Trends Hear. 2016 Oct 3;20:2331216516669919. doi: 10.1177/2331216516669919.
Spatially separating speech maskers from target speech often leads to a large intelligibility improvement. Modeling this phenomenon has long been of interest to binaural-hearing researchers for uncovering brain mechanisms and for improving signal-processing algorithms in hearing-assistive devices. Much of the previous binaural modeling work focused on the unmasking enabled by binaural cues at the periphery, and little quantitative modeling has been directed toward the grouping or source-separation benefits of binaural processing. In this article, we propose a binaural model that focuses on grouping, specifically on the selection of time-frequency units that are dominated by signals from the direction of the target. The proposed model uses Equalization-Cancellation (EC) processing with a binary decision rule to estimate a time-frequency binary mask. EC processing is carried out to cancel the target signal and the energy change between the EC input and output is used as a feature that reflects target dominance in each time-frequency unit. The processing in the proposed model requires little computational resources and is straightforward to implement. In combination with the Coherence-based Speech Intelligibility Index, the model is applied to predict the speech intelligibility data measured by Marrone et al. The predicted speech reception threshold matches the pattern of the measured data well, even though the predicted intelligibility improvements relative to the colocated condition are larger than some of the measured data, which may reflect the lack of internal noise in this initial version of the model.

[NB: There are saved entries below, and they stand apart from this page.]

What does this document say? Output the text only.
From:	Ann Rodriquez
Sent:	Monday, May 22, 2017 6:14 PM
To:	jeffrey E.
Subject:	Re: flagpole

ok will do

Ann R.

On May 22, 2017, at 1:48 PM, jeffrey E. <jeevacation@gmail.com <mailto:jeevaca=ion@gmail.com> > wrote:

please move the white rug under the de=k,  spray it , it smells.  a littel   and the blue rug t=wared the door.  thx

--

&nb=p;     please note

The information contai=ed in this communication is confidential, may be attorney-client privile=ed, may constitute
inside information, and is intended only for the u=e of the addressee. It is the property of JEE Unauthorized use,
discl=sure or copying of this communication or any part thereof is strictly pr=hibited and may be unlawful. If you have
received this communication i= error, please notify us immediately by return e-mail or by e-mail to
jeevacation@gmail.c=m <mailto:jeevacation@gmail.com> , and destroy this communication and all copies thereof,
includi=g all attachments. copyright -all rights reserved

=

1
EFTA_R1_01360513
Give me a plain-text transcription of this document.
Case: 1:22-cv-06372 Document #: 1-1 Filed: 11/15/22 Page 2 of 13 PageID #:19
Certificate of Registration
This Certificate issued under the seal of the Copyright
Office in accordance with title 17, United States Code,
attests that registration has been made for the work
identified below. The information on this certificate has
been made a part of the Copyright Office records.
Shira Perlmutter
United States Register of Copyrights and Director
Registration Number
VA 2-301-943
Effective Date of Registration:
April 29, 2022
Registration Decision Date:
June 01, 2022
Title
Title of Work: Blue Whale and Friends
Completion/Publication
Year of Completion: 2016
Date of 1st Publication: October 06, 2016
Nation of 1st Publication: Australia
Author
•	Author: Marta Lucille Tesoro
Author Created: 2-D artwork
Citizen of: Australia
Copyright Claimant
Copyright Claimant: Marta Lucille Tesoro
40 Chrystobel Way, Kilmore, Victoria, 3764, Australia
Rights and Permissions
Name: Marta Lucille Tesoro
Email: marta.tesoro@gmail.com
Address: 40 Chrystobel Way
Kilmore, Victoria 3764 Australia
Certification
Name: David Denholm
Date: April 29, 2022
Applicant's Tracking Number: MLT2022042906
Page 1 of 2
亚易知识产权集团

空间上分离语音掩蔽和目标语音通常会导致可懂度的大幅提高。这种现象的建模一直是双耳听力研究人员感兴趣的问题,目的是揭示大脑机制,并改进听力辅助设备中的信号处理算法。之前的许多双耳建模工作都集中在外周双耳线索所实现的掩蔽上,而很少有定量建模针对双耳处理的分组或声源分离优势。在本文中,我们提出了一种专注于分组的双耳模型,特别是针对选择由目标方向信号主导的时频单元。所提出的模型使用均衡-抵消(EC)处理和二进制决策规则来估计时频二进制掩蔽。EC 处理用于抵消目标信号,EC 输入和输出之间的能量变化被用作反映每个时频单元中目标主导性的特征。该模型所需的计算资源很少,易于实现。与基于相干性的语音可懂度指数相结合,该模型被应用于预测 Marrone 等人测量的语音可懂度数据。预测的语音接收阈值与测量数据的模式非常吻合,尽管相对于同置条件的预测可懂度提高幅度大于一些测量数据,这可能反映了模型初始版本中缺乏内部噪声。